With a radius 1.4 times that of Earth and an orbital period of less than 11 hours, TOI-561 b falls into the rare class of “ultra-short period” exoplanets. It orbits less than one million miles from its star — one-fortieth the distance between Mercury and the Sun — resulting in surface temperatures that far exceed the melting point of rock.

Conventional wisdom suggests that such a small planet exposed to intense radiation should be a bare rock, stripped of any atmosphere. However, observations from the James Webb Space Telescope’s Near-Infrared Spectrograph (NIRSpec) showed the planet’s dayside temperature was roughly 1,800 degrees Celsius (3,200 degrees Fahrenheit) — drastically cooler than the expected 2,700 degrees Celsius (4,900 degrees Fahrenheit) for a world without an atmosphere.

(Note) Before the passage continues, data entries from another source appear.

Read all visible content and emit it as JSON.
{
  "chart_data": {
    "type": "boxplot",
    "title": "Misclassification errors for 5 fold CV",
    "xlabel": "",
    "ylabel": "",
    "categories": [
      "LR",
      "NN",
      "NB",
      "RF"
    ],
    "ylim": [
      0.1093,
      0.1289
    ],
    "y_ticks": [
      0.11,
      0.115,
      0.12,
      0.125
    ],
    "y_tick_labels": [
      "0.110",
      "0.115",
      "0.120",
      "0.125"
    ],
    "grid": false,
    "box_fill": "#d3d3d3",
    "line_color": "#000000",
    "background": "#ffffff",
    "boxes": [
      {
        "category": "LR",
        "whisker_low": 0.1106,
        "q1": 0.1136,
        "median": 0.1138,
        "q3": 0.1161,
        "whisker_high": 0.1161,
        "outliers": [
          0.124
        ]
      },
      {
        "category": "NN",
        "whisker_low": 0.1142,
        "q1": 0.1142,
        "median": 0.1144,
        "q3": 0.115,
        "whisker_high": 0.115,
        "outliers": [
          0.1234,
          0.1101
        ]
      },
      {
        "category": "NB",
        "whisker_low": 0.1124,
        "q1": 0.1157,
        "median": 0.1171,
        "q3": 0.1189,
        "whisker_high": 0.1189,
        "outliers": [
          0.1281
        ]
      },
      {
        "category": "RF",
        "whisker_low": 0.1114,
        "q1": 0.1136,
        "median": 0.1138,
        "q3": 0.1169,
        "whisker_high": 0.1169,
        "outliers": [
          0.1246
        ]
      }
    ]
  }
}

“We really need a thick volatile-rich atmosphere to explain all the observations,” said co-author Dr Anjali Piette from the University of Birmingham. “Strong winds would cool the dayside by transporting heat over to the nightside.”

The researchers describe the planet as maintaining a precarious equilibrium, where gases escaping the interior feed an atmosphere that is simultaneously being sucked back into the magma ocean.

“This planet must be much, much more volatile-rich than Earth to explain the observations,” said co-author Tim Lichtenberg from the University of Groningen. “It’s really like a wet lava ball.”